Some analysts think that Covid-19 is disrupting the world in every aspect. Others say that it’s an accelerator that urges people to adapt quicker to digital technology. What are your thoughts on this?
I think of it as an accelerator and a force of hand because there’s no alternative right now. No one wants the pandemic to happen. But as it already does, the people who are ready to handle it are those who are already working with this technology. Before, workers have to put up with those dangerous, dirty and dull jobs to a certain extent, but if we have to deal with fatal new diseases, that means there’s no way left to protect ourselves. Using robots seems to make more sense all of a sudden after people used to look at it as nonsense. 

Which part of the Thai public health system should be improved or complemented with technology? Or what kind of innovation should we have as the standard for public health services?
I think our public health system is “very good and comfortable compared to other countries”. Our medical professionals are already delivering high quality services. The rest would be the supporting tools that enable them to work in this situation as they should be able to. From the top, from the bottom and from all around, the public health security should be clear. That’s because the healthcare workers in provincial hospitals are already working 120%. So it’s not just about innovation, but we must have effective management system and government policy.

Therefore we have to spread the technology to reach as many groups of people as possible, right?
Yes. Actually, our robot project was initiated to spread the knowledge since the first day Khun Sukhum Sattarattana, our team member, and I went to collect the data at the hospital. We prepared a presentation and sent it to the robot development team to tell them what we had found and what kind of situation it was along with our prototype design and the feedback of our test. What we do must not be a burden to the healthcare workers, but a help to them. The responses we received were rather interesting. You might see from the news that there are now many robots like Pinto. For example, Tad Lum from the Air Force research team and Takra. The idea is similar: remote-controlled delivery robots so that they are easy to use. Therefore, robot technology will become widespread. Open and honest knowledge sharing is essential in driving technology development and giving credits properly will be an encouragement to the developers.
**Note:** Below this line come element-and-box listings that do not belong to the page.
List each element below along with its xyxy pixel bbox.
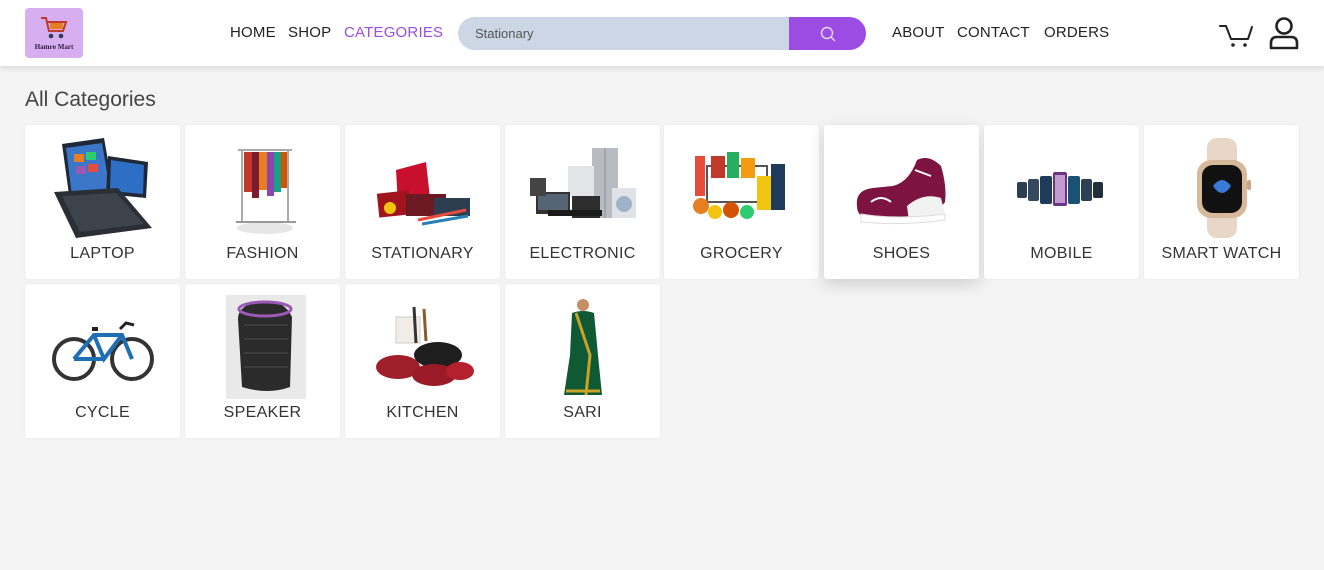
category-card-shoes[interactable]: SHOES bbox=[824, 125, 979, 279]
logo-cart-icon bbox=[41, 17, 68, 39]
sari-image bbox=[505, 292, 660, 402]
cart-icon bbox=[1219, 25, 1253, 47]
grocery-image bbox=[664, 133, 819, 243]
nav-shop[interactable]: SHOP bbox=[288, 24, 331, 41]
category-label: FASHION bbox=[226, 245, 299, 262]
brand-logo[interactable]: Hamro Mart bbox=[25, 8, 83, 58]
appliances-image bbox=[505, 133, 660, 243]
category-card-kitchen[interactable]: KITCHEN bbox=[345, 284, 500, 438]
clothes-rack-image bbox=[185, 133, 340, 243]
category-label: SMART WATCH bbox=[1161, 245, 1282, 262]
nav-contact[interactable]: CONTACT bbox=[957, 24, 1030, 41]
bicycle-image bbox=[25, 292, 180, 402]
category-card-laptop[interactable]: LAPTOP bbox=[25, 125, 180, 279]
shoe-image bbox=[824, 133, 979, 243]
navbar: Hamro Mart HOME SHOP CATEGORIES ABOUT CO… bbox=[0, 0, 1324, 66]
category-label: LAPTOP bbox=[70, 245, 135, 262]
laptop-image bbox=[25, 133, 180, 243]
category-label: ELECTRONIC bbox=[529, 245, 636, 262]
speaker-image bbox=[185, 292, 340, 402]
category-card-stationary[interactable]: STATIONARY bbox=[345, 125, 500, 279]
category-card-cycle[interactable]: CYCLE bbox=[25, 284, 180, 438]
nav-orders[interactable]: ORDERS bbox=[1044, 24, 1109, 41]
category-label: SPEAKER bbox=[223, 404, 302, 421]
cookware-image bbox=[345, 292, 500, 402]
cart-button[interactable] bbox=[1218, 20, 1254, 50]
category-card-mobile[interactable]: MOBILE bbox=[984, 125, 1139, 279]
user-button[interactable] bbox=[1268, 16, 1300, 50]
nav-home[interactable]: HOME bbox=[230, 24, 276, 41]
category-card-smart-watch[interactable]: SMART WATCH bbox=[1144, 125, 1299, 279]
stationary-image bbox=[345, 133, 500, 243]
search-bar bbox=[458, 17, 866, 50]
search-button[interactable] bbox=[789, 17, 866, 50]
category-card-speaker[interactable]: SPEAKER bbox=[185, 284, 340, 438]
nav-about[interactable]: ABOUT bbox=[892, 24, 945, 41]
category-label: KITCHEN bbox=[386, 404, 459, 421]
page-title: All Categories bbox=[25, 88, 156, 111]
category-label: MOBILE bbox=[1030, 245, 1093, 262]
phones-image bbox=[984, 133, 1139, 243]
category-card-sari[interactable]: SARI bbox=[505, 284, 660, 438]
category-card-grocery[interactable]: GROCERY bbox=[664, 125, 819, 279]
search-input[interactable] bbox=[458, 17, 789, 50]
watch-image bbox=[1144, 133, 1299, 243]
category-card-fashion[interactable]: FASHION bbox=[185, 125, 340, 279]
logo-text: Hamro Mart bbox=[34, 43, 74, 51]
user-icon bbox=[1269, 17, 1299, 50]
category-label: SHOES bbox=[872, 245, 931, 262]
category-label: STATIONARY bbox=[371, 245, 474, 262]
search-icon bbox=[820, 26, 835, 41]
category-label: CYCLE bbox=[75, 404, 130, 421]
category-label: SARI bbox=[563, 404, 602, 421]
nav-categories[interactable]: CATEGORIES bbox=[344, 24, 443, 41]
category-card-electronic[interactable]: ELECTRONIC bbox=[505, 125, 660, 279]
category-label: GROCERY bbox=[700, 245, 783, 262]
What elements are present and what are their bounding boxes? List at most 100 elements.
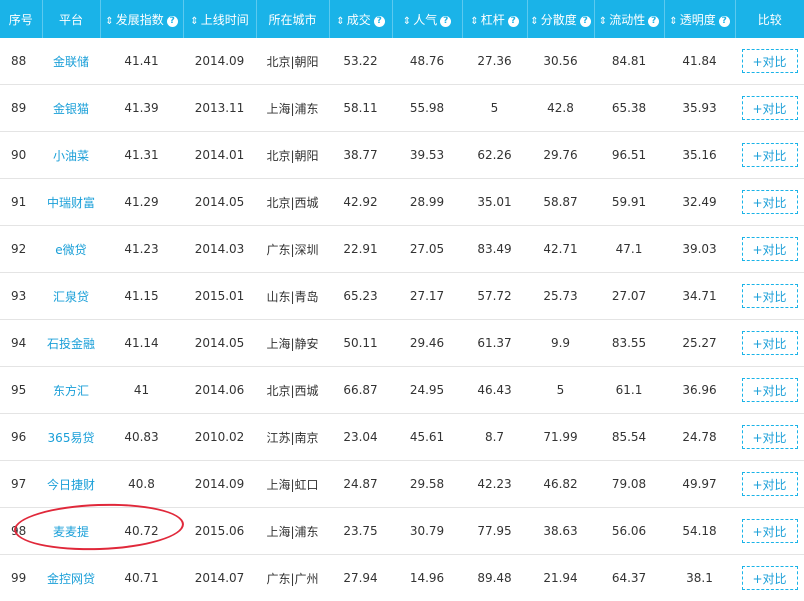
sort-arrows-icon[interactable]: ⇕ (403, 16, 411, 27)
compare-button[interactable]: +对比 (742, 49, 798, 73)
column-header-online-date[interactable]: ⇕上线时间 (183, 0, 256, 38)
cell-online: 2014.09 (183, 38, 256, 85)
cell-popularity: 55.98 (392, 85, 462, 132)
compare-button[interactable]: +对比 (742, 96, 798, 120)
cell-rank: 96 (0, 414, 42, 461)
platform-link[interactable]: 金联储 (42, 38, 100, 85)
sort-arrows-icon[interactable]: ⇕ (599, 16, 607, 27)
cell-city: 上海|虹口 (256, 461, 329, 508)
column-header-label: 成交 (347, 13, 371, 27)
cell-rank: 91 (0, 179, 42, 226)
sort-arrows-icon[interactable]: ⇕ (470, 16, 478, 27)
help-icon[interactable]: ? (719, 16, 730, 27)
cell-dispersion: 21.94 (527, 555, 594, 601)
cell-liquidity: 56.06 (594, 508, 664, 555)
compare-button[interactable]: +对比 (742, 143, 798, 167)
cell-volume: 22.91 (329, 226, 392, 273)
sort-arrows-icon[interactable]: ⇕ (669, 16, 677, 27)
help-icon[interactable]: ? (580, 16, 591, 27)
cell-popularity: 27.05 (392, 226, 462, 273)
table-row: 93汇泉贷41.152015.01山东|青岛65.2327.1757.7225.… (0, 273, 804, 320)
cell-liquidity: 65.38 (594, 85, 664, 132)
cell-compare: +对比 (735, 461, 804, 508)
cell-city: 北京|西城 (256, 179, 329, 226)
cell-city: 上海|浦东 (256, 508, 329, 555)
cell-city: 北京|朝阳 (256, 132, 329, 179)
compare-button[interactable]: +对比 (742, 519, 798, 543)
help-icon[interactable]: ? (440, 16, 451, 27)
cell-leverage: 62.26 (462, 132, 527, 179)
platform-link[interactable]: 今日捷财 (42, 461, 100, 508)
cell-city: 北京|朝阳 (256, 38, 329, 85)
cell-leverage: 77.95 (462, 508, 527, 555)
cell-volume: 66.87 (329, 367, 392, 414)
column-header-leverage[interactable]: ⇕杠杆? (462, 0, 527, 38)
platform-link[interactable]: 麦麦提 (42, 508, 100, 555)
cell-city: 山东|青岛 (256, 273, 329, 320)
help-icon[interactable]: ? (374, 16, 385, 27)
cell-popularity: 28.99 (392, 179, 462, 226)
compare-button[interactable]: +对比 (742, 237, 798, 261)
column-header-label: 发展指数 (116, 13, 164, 27)
compare-button[interactable]: +对比 (742, 378, 798, 402)
cell-transparency: 35.16 (664, 132, 735, 179)
column-header-popularity[interactable]: ⇕人气? (392, 0, 462, 38)
cell-transparency: 35.93 (664, 85, 735, 132)
platform-link[interactable]: 中瑞财富 (42, 179, 100, 226)
cell-online: 2014.03 (183, 226, 256, 273)
platform-link[interactable]: 金银猫 (42, 85, 100, 132)
cell-dispersion: 42.8 (527, 85, 594, 132)
platform-link[interactable]: 365易贷 (42, 414, 100, 461)
cell-popularity: 48.76 (392, 38, 462, 85)
platform-link[interactable]: 石投金融 (42, 320, 100, 367)
help-icon[interactable]: ? (508, 16, 519, 27)
cell-leverage: 35.01 (462, 179, 527, 226)
cell-compare: +对比 (735, 273, 804, 320)
column-header-index[interactable]: ⇕发展指数? (100, 0, 183, 38)
cell-compare: +对比 (735, 132, 804, 179)
column-header-city: 所在城市 (256, 0, 329, 38)
sort-arrows-icon[interactable]: ⇕ (336, 16, 344, 27)
platform-link[interactable]: 汇泉贷 (42, 273, 100, 320)
column-header-compare: 比较 (735, 0, 804, 38)
cell-compare: +对比 (735, 414, 804, 461)
cell-dispersion: 25.73 (527, 273, 594, 320)
column-header-volume[interactable]: ⇕成交? (329, 0, 392, 38)
sort-arrows-icon[interactable]: ⇕ (530, 16, 538, 27)
cell-rank: 93 (0, 273, 42, 320)
cell-liquidity: 85.54 (594, 414, 664, 461)
column-header-liquidity[interactable]: ⇕流动性? (594, 0, 664, 38)
sort-arrows-icon[interactable]: ⇕ (105, 16, 113, 27)
help-icon[interactable]: ? (167, 16, 178, 27)
compare-button[interactable]: +对比 (742, 425, 798, 449)
help-icon[interactable]: ? (648, 16, 659, 27)
cell-compare: +对比 (735, 179, 804, 226)
cell-dispersion: 42.71 (527, 226, 594, 273)
platform-link[interactable]: 东方汇 (42, 367, 100, 414)
table-header-row: 序号平台⇕发展指数?⇕上线时间所在城市⇕成交?⇕人气?⇕杠杆?⇕分散度?⇕流动性… (0, 0, 804, 38)
platform-link[interactable]: 小油菜 (42, 132, 100, 179)
compare-button[interactable]: +对比 (742, 472, 798, 496)
compare-button[interactable]: +对比 (742, 284, 798, 308)
cell-online: 2015.06 (183, 508, 256, 555)
cell-rank: 97 (0, 461, 42, 508)
cell-index: 41.29 (100, 179, 183, 226)
column-header-dispersion[interactable]: ⇕分散度? (527, 0, 594, 38)
compare-button[interactable]: +对比 (742, 566, 798, 590)
cell-transparency: 32.49 (664, 179, 735, 226)
column-header-label: 所在城市 (268, 13, 316, 27)
platform-link[interactable]: e微贷 (42, 226, 100, 273)
cell-leverage: 61.37 (462, 320, 527, 367)
column-header-transparency[interactable]: ⇕透明度? (664, 0, 735, 38)
cell-index: 40.71 (100, 555, 183, 601)
sort-arrows-icon[interactable]: ⇕ (190, 16, 198, 27)
cell-rank: 98 (0, 508, 42, 555)
cell-rank: 88 (0, 38, 42, 85)
platform-link[interactable]: 金控网贷 (42, 555, 100, 601)
compare-button[interactable]: +对比 (742, 190, 798, 214)
cell-compare: +对比 (735, 85, 804, 132)
cell-transparency: 38.1 (664, 555, 735, 601)
table-row: 88金联储41.412014.09北京|朝阳53.2248.7627.3630.… (0, 38, 804, 85)
compare-button[interactable]: +对比 (742, 331, 798, 355)
column-header-rank: 序号 (0, 0, 42, 38)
What have you learnt from working together with the healthcare workers and everyone involved with this project?
Putting aside the restraint of time and resources, what I’ve learnt is we have already prepared ourselves before knowing that such situation would occur. We already have the professors and staff who are ready to help out. We have the suppliers. We have the doctors who are willing to give us information. Those are the essential elements that make possible the adaptation of technology. If we have to handle something more severe in the future without more preparation, we may not be able to handle it. I think this issue must be communicated to the policy maker that science and technology security is critical. It shouldn’t be a quick win approach such as buying certain technologies and saying that we can do it while it’s still being produced elsewhere by someone else and we have no idea how it was made. I think that’s not the answer to the future where there will certainly be more severe risks. 
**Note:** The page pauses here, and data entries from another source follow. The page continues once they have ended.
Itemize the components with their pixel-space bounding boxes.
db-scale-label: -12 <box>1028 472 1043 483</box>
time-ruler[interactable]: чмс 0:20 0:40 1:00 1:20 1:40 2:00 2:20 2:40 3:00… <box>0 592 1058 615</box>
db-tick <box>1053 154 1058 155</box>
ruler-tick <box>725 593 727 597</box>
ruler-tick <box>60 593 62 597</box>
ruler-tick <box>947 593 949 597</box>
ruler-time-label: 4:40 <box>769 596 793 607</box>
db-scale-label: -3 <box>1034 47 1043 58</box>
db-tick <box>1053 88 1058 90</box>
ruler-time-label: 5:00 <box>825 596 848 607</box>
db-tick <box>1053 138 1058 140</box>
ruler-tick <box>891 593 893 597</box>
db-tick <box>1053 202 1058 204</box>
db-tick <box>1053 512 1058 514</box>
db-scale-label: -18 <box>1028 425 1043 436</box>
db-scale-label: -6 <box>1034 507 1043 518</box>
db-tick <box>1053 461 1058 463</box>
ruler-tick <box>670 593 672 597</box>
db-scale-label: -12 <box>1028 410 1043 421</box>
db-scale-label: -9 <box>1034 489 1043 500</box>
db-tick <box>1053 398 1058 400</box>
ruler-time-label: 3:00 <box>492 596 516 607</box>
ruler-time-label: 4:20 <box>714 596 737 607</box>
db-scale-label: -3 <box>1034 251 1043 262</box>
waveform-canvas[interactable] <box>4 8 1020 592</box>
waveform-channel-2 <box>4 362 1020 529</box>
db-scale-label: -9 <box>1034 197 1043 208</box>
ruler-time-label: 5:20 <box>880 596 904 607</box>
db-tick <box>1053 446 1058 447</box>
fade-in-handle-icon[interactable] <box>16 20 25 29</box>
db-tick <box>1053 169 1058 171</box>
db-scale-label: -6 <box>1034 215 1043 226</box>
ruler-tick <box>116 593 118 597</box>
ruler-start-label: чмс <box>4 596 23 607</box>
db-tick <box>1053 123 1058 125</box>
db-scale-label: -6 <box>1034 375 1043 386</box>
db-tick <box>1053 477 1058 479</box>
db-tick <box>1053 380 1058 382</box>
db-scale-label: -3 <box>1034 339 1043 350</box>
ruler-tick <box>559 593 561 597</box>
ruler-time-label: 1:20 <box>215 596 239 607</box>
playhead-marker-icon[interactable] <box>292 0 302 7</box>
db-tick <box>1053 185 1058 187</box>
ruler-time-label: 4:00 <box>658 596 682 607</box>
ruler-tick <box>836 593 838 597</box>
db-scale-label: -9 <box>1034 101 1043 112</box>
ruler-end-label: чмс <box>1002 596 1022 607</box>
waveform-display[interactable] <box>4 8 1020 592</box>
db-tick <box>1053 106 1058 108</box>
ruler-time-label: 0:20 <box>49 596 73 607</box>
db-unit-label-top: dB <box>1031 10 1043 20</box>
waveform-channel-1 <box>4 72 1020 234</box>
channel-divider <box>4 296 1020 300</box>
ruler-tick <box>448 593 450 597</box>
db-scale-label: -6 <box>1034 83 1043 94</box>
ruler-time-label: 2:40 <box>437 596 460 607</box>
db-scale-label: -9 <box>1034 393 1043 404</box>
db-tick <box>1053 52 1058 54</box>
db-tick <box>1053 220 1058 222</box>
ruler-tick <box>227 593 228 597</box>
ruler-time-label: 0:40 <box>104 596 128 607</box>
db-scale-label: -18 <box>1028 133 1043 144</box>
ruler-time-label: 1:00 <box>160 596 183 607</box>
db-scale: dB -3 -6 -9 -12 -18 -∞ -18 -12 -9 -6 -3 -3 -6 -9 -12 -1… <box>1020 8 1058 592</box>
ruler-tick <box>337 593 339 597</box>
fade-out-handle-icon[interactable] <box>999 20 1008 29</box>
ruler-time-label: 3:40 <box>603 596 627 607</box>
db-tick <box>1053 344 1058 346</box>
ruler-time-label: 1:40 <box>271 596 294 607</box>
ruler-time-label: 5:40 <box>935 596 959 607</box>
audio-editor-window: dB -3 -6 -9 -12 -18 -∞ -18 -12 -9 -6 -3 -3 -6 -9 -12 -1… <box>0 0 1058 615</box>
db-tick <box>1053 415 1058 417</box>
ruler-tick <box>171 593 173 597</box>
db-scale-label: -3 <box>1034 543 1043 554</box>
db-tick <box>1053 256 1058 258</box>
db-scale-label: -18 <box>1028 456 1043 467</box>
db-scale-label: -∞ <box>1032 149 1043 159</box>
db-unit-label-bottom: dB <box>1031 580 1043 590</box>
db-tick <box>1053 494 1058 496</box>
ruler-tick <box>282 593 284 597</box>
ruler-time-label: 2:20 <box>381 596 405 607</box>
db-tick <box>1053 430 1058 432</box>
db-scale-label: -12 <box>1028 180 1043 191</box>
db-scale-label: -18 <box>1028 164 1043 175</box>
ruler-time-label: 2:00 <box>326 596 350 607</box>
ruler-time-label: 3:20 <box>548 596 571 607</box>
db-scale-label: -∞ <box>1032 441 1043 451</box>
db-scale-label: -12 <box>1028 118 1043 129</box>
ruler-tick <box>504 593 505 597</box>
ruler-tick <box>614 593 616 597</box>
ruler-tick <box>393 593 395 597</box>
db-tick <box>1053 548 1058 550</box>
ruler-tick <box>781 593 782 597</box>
Currently, we have enough budget for making approximately 200 robots and 700 tablets for hospitals countrywide. If the situation improves, the hospitals will adapt this technology in dealing with other infectious respiratory diseases such as tuberculosis which can spread through the air. That’ll help healthcare workers to avoid direct contact with patients. And there are other infectious diseases that still need such equipments. Therefore, Thai public health system must handle not only Covid-19, but also other challenges that require mutual support. We may even help out our neighbouring countries in the future. If it really gets to that point, we must consider which direction to go next. But we hope that the pandemic will end and everything will get better or we might starve before getting rid of the disease.